Erasure Coding data

The following write path, read path, and container replication applies to Ozone EC data.

Write path

  • You can configure the placement of open EC containers using the ozone.scm.container.placement.ec.impl configuration key.
  • The pipeline placement policy is available in the org.apache.hdds.scm.container.placement.algorithms package.
    • By default, the SCMContainerPlacementRackScatter is used for topology awareness.

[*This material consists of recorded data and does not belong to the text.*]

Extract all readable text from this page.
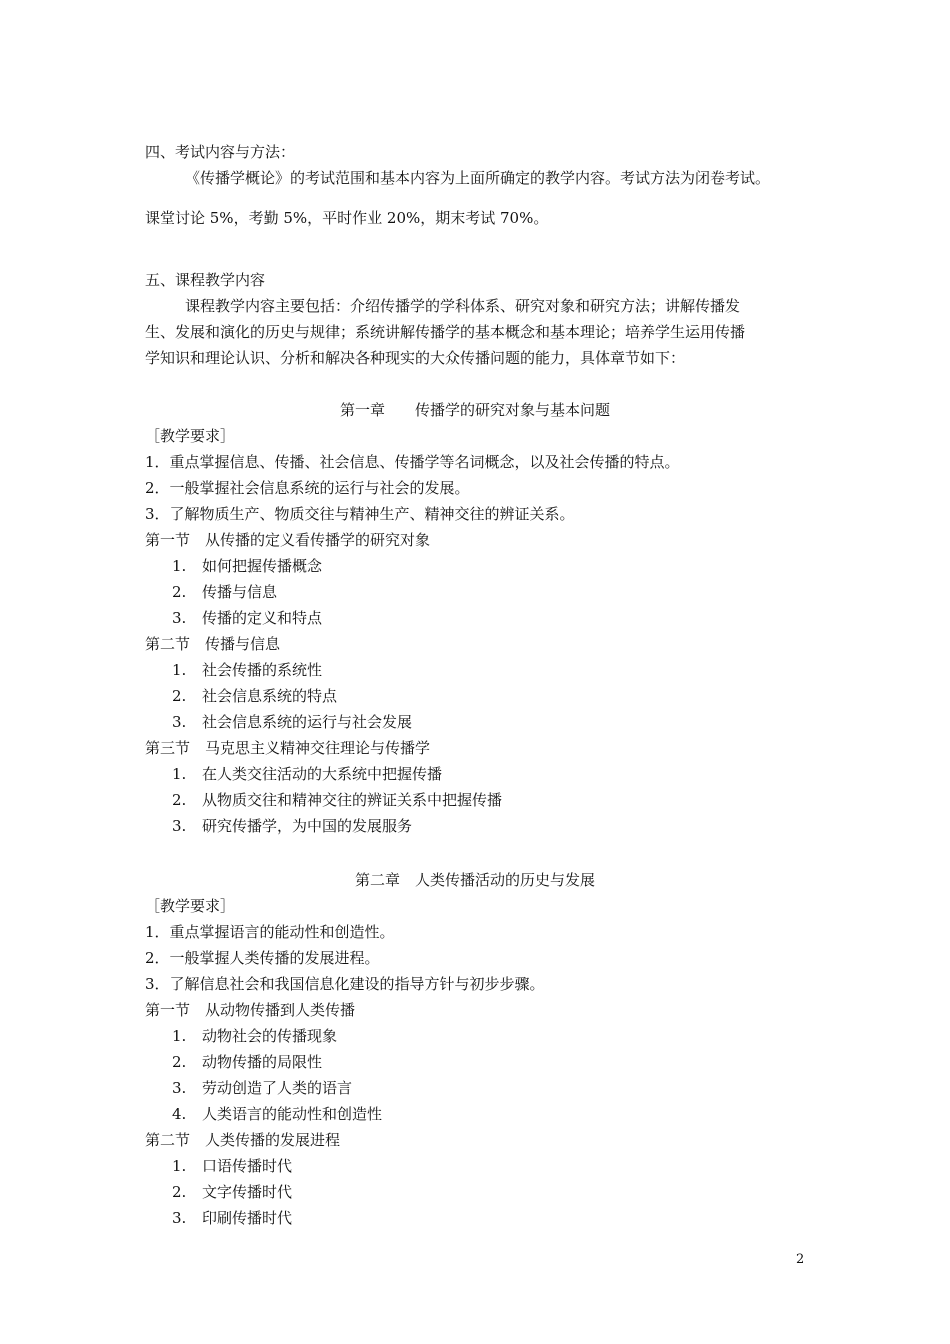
四、考试内容与方法：
《传播学概论》的考试范围和基本内容为上面所确定的教学内容。考试方法为闭卷考试。
课堂讨论 5%，考勤 5%，平时作业 20%，期末考试 70%。
五、课程教学内容
课程教学内容主要包括：介绍传播学的学科体系、研究对象和研究方法；讲解传播发
生、发展和演化的历史与规律；系统讲解传播学的基本概念和基本理论；培养学生运用传播
学知识和理论认识、分析和解决各种现实的大众传播问题的能力，具体章节如下：
第一章　　传播学的研究对象与基本问题
［教学要求］
1．重点掌握信息、传播、社会信息、传播学等名词概念，以及社会传播的特点。
2．一般掌握社会信息系统的运行与社会的发展。
3．了解物质生产、物质交往与精神生产、精神交往的辨证关系。
第一节　从传播的定义看传播学的研究对象
1. 如何把握传播概念
2. 传播与信息
3. 传播的定义和特点
第二节　传播与信息
1. 社会传播的系统性
2. 社会信息系统的特点
3. 社会信息系统的运行与社会发展
第三节　马克思主义精神交往理论与传播学
1. 在人类交往活动的大系统中把握传播
2. 从物质交往和精神交往的辨证关系中把握传播
3. 研究传播学，为中国的发展服务
第二章　人类传播活动的历史与发展
［教学要求］
1．重点掌握语言的能动性和创造性。
2．一般掌握人类传播的发展进程。
3．了解信息社会和我国信息化建设的指导方针与初步步骤。
第一节　从动物传播到人类传播
1. 动物社会的传播现象
2. 动物传播的局限性
3. 劳动创造了人类的语言
4. 人类语言的能动性和创造性
第二节　人类传播的发展进程
1. 口语传播时代
2. 文字传播时代
3. 印刷传播时代
2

Currently, this is the only pipeline placement policy implemented for EC in Ozone.
    • To change to a user-customized implementation, use the following property
      <property>
         <name>ozone.scm.container.placement.ec.impl</name>
         <value>full_class_name_of_the_customized_implementation</value>
      </property>
This SCMContainerPlacementRackScatter placement policy will try to distribute the replicas of an EC container on datanodes on as many racks as possible. For example, if the EC policy used is RS-3-2-1024k, then this policy will try to distribute the 5(3+2) replicas of an EC container to 5 datanodes, each under a different rack, as much as possible.

Read path

For an EC container, each replica contains different pieces of data. Data is read as requested. There is no topology configuration here.

Container replication

Currently, closed EC containers’ replication and balance use the same placement policy described in the Write Path section. That is, the property ozone.scm.container.placement.ec.impl with default implementation SCMContainerPlacementRackScatter applies to both open containers write and closed containers replication and balance.